Nel 2025, la raccolta differenziata in Italia ha raggiunto quasi il 68%, un traguardo che segna un passo avanti significativo. Ma dietro questo dato incoraggiante si nasconde una realtà diversa al Sud. Qui, le famiglie continuano a ricevere bollette più salate rispetto al resto del Paese. Il rapporto Green Book 2026, firmato da Utilitalia e dalla Fondazione Utilitatis, mette in luce una forbice che non si è ancora colmata: mentre al Nord il riciclo supera il 52% e il sistema funziona meglio, nel Mezzogiorno la gestione dei rifiuti e gli impianti restano indietro, creando disuguaglianze tangibili.
Non basta separare i rifiuti per garantirne il riciclo. Il rapporto mette in luce uno scarto importante tra quello che si raccoglie e ciò che realmente viene riciclato. Il problema principale è la qualità del materiale consegnato, spesso non adatto agli impianti di selezione. Questi impianti, sparsi in modo disomogeneo sul territorio, lavorano con risultati altalenanti e non sempre riescono a trattare i rifiuti in modo efficiente e sostenibile.
Guardando ai numeri, la raccolta organica è la più efficace, con un recupero del 41%. Seguono carta e cartone, intorno al 25%, mentre il vetro si ferma al 13%. La plastica resta il tallone d’Achille: i costi per raccoglierla e trattarla oscillano tra 43 e 53 centesimi al chilo. Il motivo? Spesso è contaminata da materiali estranei e deve competere con materie prime nuove, che ne abbassano il valore e rendono più difficile il riciclo.
Il capitolo costi è quello che più preoccupa. La Tari per una famiglia tipo cambia molto da una zona all’altra: nel 2025 la spesa media è stata di 288 euro al Nord, 358 euro al Centro e 378 euro al Sud. Qui si paga circa 90 euro in più rispetto al Nord. Questa differenza è dovuta soprattutto alla mancanza di impianti e a una gestione meno efficiente dei rifiuti.
Nel Mezzogiorno si producono ogni anno circa 9 milioni di tonnellate di rifiuti urbani, con una raccolta differenziata al 60%. Anche se in crescita, resta troppo alta la quota destinata alle discariche: il 37%, contro il 15% del resto d’Italia. La forte dipendenza dalle discariche e il trasferimento dei rifiuti verso impianti del Centro-Nord fanno lievitare i costi, che poi ricadono sulle tasche dei cittadini.
Per centrare gli obiettivi europei del 2035 — 65% di riciclo e meno del 10% in discarica — l’Italia deve fare ancora molta strada, soprattutto nel Sud e in Sicilia. Il Green Book stima che servano nuovi impianti per trattare 1,7 milioni di tonnellate di organico e 1,1 milioni di tonnellate di rifiuti indifferenziati.

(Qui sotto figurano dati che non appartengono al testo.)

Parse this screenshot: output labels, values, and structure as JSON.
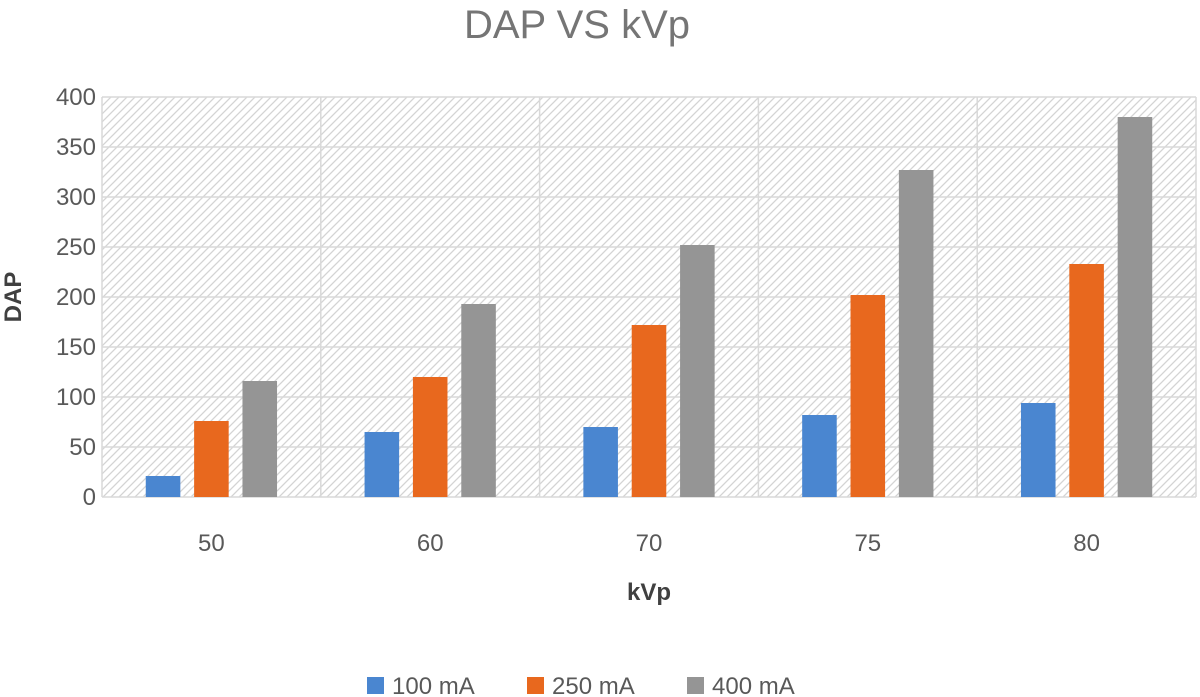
{
  "chart_data": {
    "type": "bar",
    "title": "DAP VS kVp",
    "xlabel": "kVp",
    "ylabel": "DAP",
    "categories": [
      "50",
      "60",
      "70",
      "75",
      "80"
    ],
    "series": [
      {
        "name": "100 mA",
        "color": "#4a86d0",
        "values": [
          21,
          65,
          70,
          82,
          94
        ]
      },
      {
        "name": "250 mA",
        "color": "#e8681e",
        "values": [
          76,
          120,
          172,
          202,
          233
        ]
      },
      {
        "name": "400 mA",
        "color": "#959595",
        "values": [
          116,
          193,
          252,
          327,
          380
        ]
      }
    ],
    "ylim": [
      0,
      400
    ],
    "yticks": [
      "0",
      "50",
      "100",
      "150",
      "200",
      "250",
      "300",
      "350",
      "400"
    ],
    "grid": true,
    "legend_position": "bottom",
    "plot_background": "diagonal-hatch"
  }
}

Nel dibattito sulla gestione dei rifiuti, gli inceneritori tornano al centro dell’attenzione. Al Sud ce ne sono solo sei, con quello di Acerra che da solo copre quasi il 73% della capacità regionale di incenerimento. Questi impianti sono considerati fondamentali per smaltire i rifiuti non riciclabili e ridurre l’uso delle discariche.

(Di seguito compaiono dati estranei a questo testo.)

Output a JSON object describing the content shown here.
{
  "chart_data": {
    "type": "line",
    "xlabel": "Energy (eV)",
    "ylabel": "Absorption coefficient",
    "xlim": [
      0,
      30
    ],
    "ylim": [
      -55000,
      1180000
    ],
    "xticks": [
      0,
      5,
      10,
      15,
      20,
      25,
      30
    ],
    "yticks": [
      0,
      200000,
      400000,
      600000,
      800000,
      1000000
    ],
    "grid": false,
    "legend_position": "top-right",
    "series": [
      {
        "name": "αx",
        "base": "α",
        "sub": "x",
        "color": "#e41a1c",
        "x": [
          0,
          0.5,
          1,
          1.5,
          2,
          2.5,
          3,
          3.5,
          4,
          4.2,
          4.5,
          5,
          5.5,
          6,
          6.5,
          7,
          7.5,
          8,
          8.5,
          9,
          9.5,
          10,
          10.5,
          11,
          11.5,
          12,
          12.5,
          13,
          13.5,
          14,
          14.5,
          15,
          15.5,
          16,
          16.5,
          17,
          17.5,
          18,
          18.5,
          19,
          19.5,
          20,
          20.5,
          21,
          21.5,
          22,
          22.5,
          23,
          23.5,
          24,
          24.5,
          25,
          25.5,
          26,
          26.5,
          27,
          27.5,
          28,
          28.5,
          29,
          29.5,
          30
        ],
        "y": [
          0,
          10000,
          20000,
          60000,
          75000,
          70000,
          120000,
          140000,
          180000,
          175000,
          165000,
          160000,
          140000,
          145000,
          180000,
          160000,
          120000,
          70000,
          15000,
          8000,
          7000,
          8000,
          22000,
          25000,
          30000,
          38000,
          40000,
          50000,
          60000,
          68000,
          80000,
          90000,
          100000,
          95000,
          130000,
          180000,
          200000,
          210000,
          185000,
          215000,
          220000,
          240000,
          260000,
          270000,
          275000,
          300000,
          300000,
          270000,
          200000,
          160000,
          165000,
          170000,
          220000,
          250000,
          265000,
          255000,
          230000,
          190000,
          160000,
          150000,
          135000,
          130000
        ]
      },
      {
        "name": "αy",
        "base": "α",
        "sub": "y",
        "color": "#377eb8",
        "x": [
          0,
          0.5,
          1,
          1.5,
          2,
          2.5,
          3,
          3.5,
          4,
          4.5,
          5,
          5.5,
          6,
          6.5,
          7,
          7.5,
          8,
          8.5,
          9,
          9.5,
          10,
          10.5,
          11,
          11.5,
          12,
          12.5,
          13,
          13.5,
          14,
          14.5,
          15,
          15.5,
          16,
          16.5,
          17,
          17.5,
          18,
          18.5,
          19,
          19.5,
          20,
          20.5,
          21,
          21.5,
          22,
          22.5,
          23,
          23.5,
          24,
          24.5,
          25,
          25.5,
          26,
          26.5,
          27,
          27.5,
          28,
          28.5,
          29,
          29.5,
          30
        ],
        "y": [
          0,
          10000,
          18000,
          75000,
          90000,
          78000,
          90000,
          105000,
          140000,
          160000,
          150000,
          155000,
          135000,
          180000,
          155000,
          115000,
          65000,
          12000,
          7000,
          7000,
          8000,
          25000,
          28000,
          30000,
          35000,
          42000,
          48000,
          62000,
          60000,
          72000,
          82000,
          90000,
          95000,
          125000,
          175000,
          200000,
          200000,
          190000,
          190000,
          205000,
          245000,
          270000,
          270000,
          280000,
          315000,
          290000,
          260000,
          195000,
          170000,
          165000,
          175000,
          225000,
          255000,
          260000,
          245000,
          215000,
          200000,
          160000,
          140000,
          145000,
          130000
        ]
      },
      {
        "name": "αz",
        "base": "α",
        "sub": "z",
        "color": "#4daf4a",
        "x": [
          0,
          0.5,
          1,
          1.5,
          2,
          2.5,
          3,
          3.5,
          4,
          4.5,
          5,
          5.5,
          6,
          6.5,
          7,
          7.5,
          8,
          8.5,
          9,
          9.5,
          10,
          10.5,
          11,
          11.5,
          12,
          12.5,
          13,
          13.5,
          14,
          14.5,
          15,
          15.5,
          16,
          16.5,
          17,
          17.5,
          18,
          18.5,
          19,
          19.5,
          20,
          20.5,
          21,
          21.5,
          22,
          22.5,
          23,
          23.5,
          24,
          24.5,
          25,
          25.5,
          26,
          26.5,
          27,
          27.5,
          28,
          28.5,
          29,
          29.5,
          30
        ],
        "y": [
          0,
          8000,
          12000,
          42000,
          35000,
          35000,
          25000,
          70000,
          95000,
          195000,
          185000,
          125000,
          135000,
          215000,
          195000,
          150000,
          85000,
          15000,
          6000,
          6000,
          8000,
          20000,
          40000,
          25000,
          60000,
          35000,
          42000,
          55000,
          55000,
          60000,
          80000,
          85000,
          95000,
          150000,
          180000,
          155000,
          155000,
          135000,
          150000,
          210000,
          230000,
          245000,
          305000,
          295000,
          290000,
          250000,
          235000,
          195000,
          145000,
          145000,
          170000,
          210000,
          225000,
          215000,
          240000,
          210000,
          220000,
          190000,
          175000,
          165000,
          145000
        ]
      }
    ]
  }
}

Ma il futuro dei termovalorizzatori è appeso a un filo, a causa della nuova direttiva europea UE 959/2023, in vigore dal 2028. Questa potrebbe includere gli inceneritori nel sistema di scambio delle quote di emissioni di carbonio . Luca Dal Fabbro, presidente di Utilitalia, avverte che “questo porterebbe a un aumento sostanziale dei costi, senza reali vantaggi ambientali.” Il prezzo del carbonio potrebbe far lievitare i costi fino a 45 euro per tonnellata, traducendosi in circa 350 milioni di euro in più all’anno per l’intero settore.
Il carbon pricing apre quindi una nuova sfida, soprattutto per le regioni del Sud, già in difficoltà con la gestione dei rifiuti. Trovare un equilibrio tra tutela dell’ambiente, sostenibilità economica e sviluppo degli impianti sarà la vera sfida dei prossimi anni.